A vote in the House is expected at some point this week. Both Speaker Paul D. Ryan of Wisconsin and Senator Pat Roberts of Kansas, the Republican chairman of the Senate Agriculture Committee, defended the bill.
“I’m pleased the Conference Report included my Emergency Conservation Program provisions to increase the amount of assistance in times of disaster and allow payments for fences to be made in advance,” continued Sen. Moran. “The bill also supports key rural development initiatives, including a pilot program within USDA to bolster broadband deployment. I urge the House to quickly pass this Conference Report and get it to the president’s desk for signature.”
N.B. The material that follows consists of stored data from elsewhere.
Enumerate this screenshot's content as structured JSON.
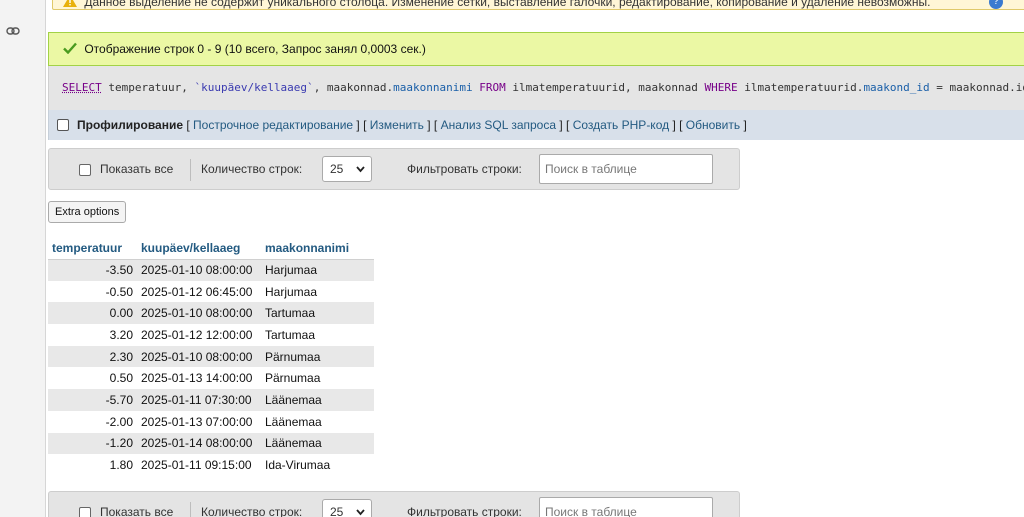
{
  "warning": {
    "text": "Данное выделение не содержит уникального столбца. Изменение сетки, выставление галочки, редактирование, копирование и удаление невозможны."
  },
  "success": {
    "text": "Отображение строк 0 - 9 (10 всего, Запрос занял 0,0003 сек.)"
  },
  "sql": {
    "select": "SELECT",
    "p1": " temperatuur, ",
    "quoted": "`kuupäev/kellaaeg`",
    "p2": ", maakonnad.",
    "f1": "maakonnanimi",
    "from": " FROM",
    "p3": " ilmatemperatuurid, maakonnad ",
    "where": "WHERE",
    "p4": " ilmatemperatuurid.",
    "f2": "maakond_id",
    "p5": " = maakonnad.id"
  },
  "profiling": {
    "label": "Профилирование",
    "links": [
      "Построчное редактирование",
      "Изменить",
      "Анализ SQL запроса",
      "Создать PHP-код",
      "Обновить"
    ]
  },
  "toolbar": {
    "show_all": "Показать все",
    "rows_label": "Количество строк:",
    "rows_value": "25",
    "filter_label": "Фильтровать строки:",
    "filter_placeholder": "Поиск в таблице"
  },
  "extra_options": "Extra options",
  "table": {
    "columns": [
      "temperatuur",
      "kuupäev/kellaaeg",
      "maakonnanimi"
    ],
    "rows": [
      [
        "-3.50",
        "2025-01-10 08:00:00",
        "Harjumaa"
      ],
      [
        "-0.50",
        "2025-01-12 06:45:00",
        "Harjumaa"
      ],
      [
        "0.00",
        "2025-01-10 08:00:00",
        "Tartumaa"
      ],
      [
        "3.20",
        "2025-01-12 12:00:00",
        "Tartumaa"
      ],
      [
        "2.30",
        "2025-01-10 08:00:00",
        "Pärnumaa"
      ],
      [
        "0.50",
        "2025-01-13 14:00:00",
        "Pärnumaa"
      ],
      [
        "-5.70",
        "2025-01-11 07:30:00",
        "Läänemaa"
      ],
      [
        "-2.00",
        "2025-01-13 07:00:00",
        "Läänemaa"
      ],
      [
        "-1.20",
        "2025-01-14 08:00:00",
        "Läänemaa"
      ],
      [
        "1.80",
        "2025-01-11 09:15:00",
        "Ida-Virumaa"
      ]
    ]
  },
  "icons": {
    "rail": "link-icon",
    "warning": "warning-icon",
    "success": "check-icon",
    "help": "help-icon",
    "select": "chevron-down-icon"
  },
  "colors": {
    "success_bg": "#ebf8a4",
    "link": "#235a81",
    "sql_keyword": "#770088"
  }
}
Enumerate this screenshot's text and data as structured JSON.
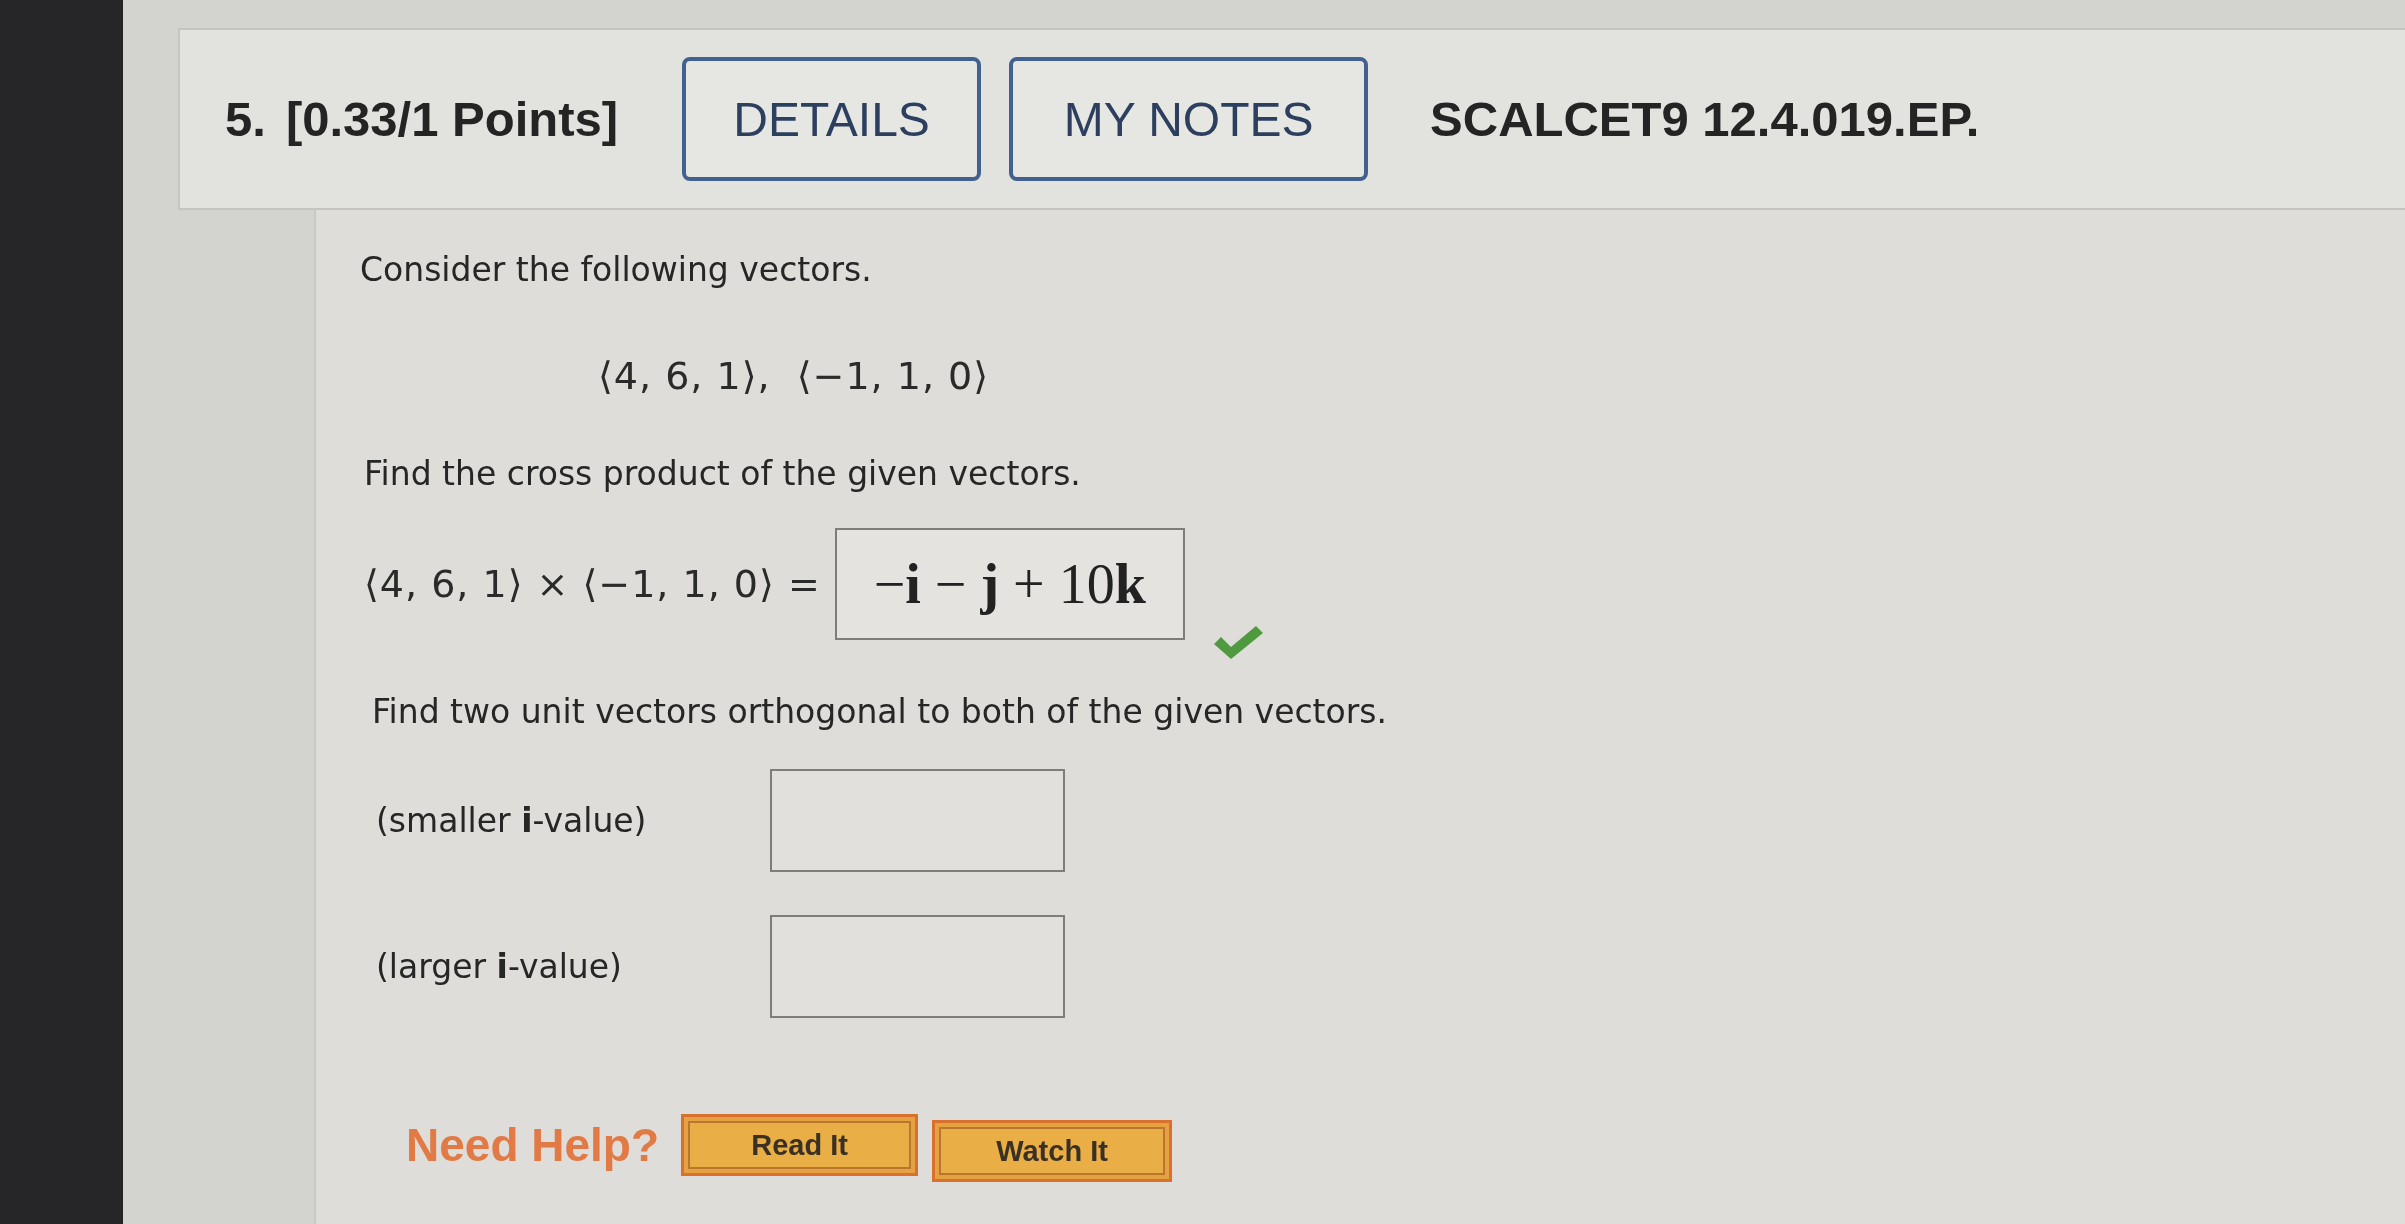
{
  "header": {
    "number": "5.",
    "points": "[0.33/1 Points]",
    "buttons": [
      {
        "label": "DETAILS"
      },
      {
        "label": "MY NOTES"
      }
    ],
    "code": "SCALCET9 12.4.019.EP."
  },
  "question": {
    "intro": "Consider the following vectors.",
    "vectors": "⟨4, 6, 1⟩,  ⟨−1, 1, 0⟩",
    "cross_prompt": "Find the cross product of the given vectors.",
    "cross_equation": {
      "expression": "⟨4, 6, 1⟩ × ⟨−1, 1, 0⟩ =",
      "value": "−**i** − **j** + 10**k**",
      "correct": true
    },
    "unit_prompt": "Find two unit vectors orthogonal to both of the given vectors.",
    "unit_answers": [
      {
        "label": "(smaller **i**-value)"
      },
      {
        "label": "(larger **i**-value)"
      }
    ]
  },
  "help": {
    "label": "Need Help?",
    "buttons": [
      {
        "label": "Read It"
      },
      {
        "label": "Watch It"
      }
    ]
  }
}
Items to Note, according to Sen. Moran and his staff
The Farm Bill Conference Report passed today includes an amendment led by Sen. Moran to allow advance payments through the Emergency Conservation Program (ECP) for farmers and ranchers to replace fences following natural disasters. Sen. Moran’s amendment carries no
This bill also contains Sen. Moran’s proposal to more than double the amount of ECP assistance a landowner is able to receive when rebuilding from a disaster. These provisions reflect legislation Sen. Moran introduced in 2017 and were drafted based on input from Kansas ranchers following devastating fires in March 2017.
The Farm Bill also addresses a number of Sen. Moran’s priorities in expanding rural broadband access for Kansans. This legislation prevents the federally-subsidized overbuilding of broadband infrastructure in an effort to more strategically use taxpayer dollars to close the digital divide.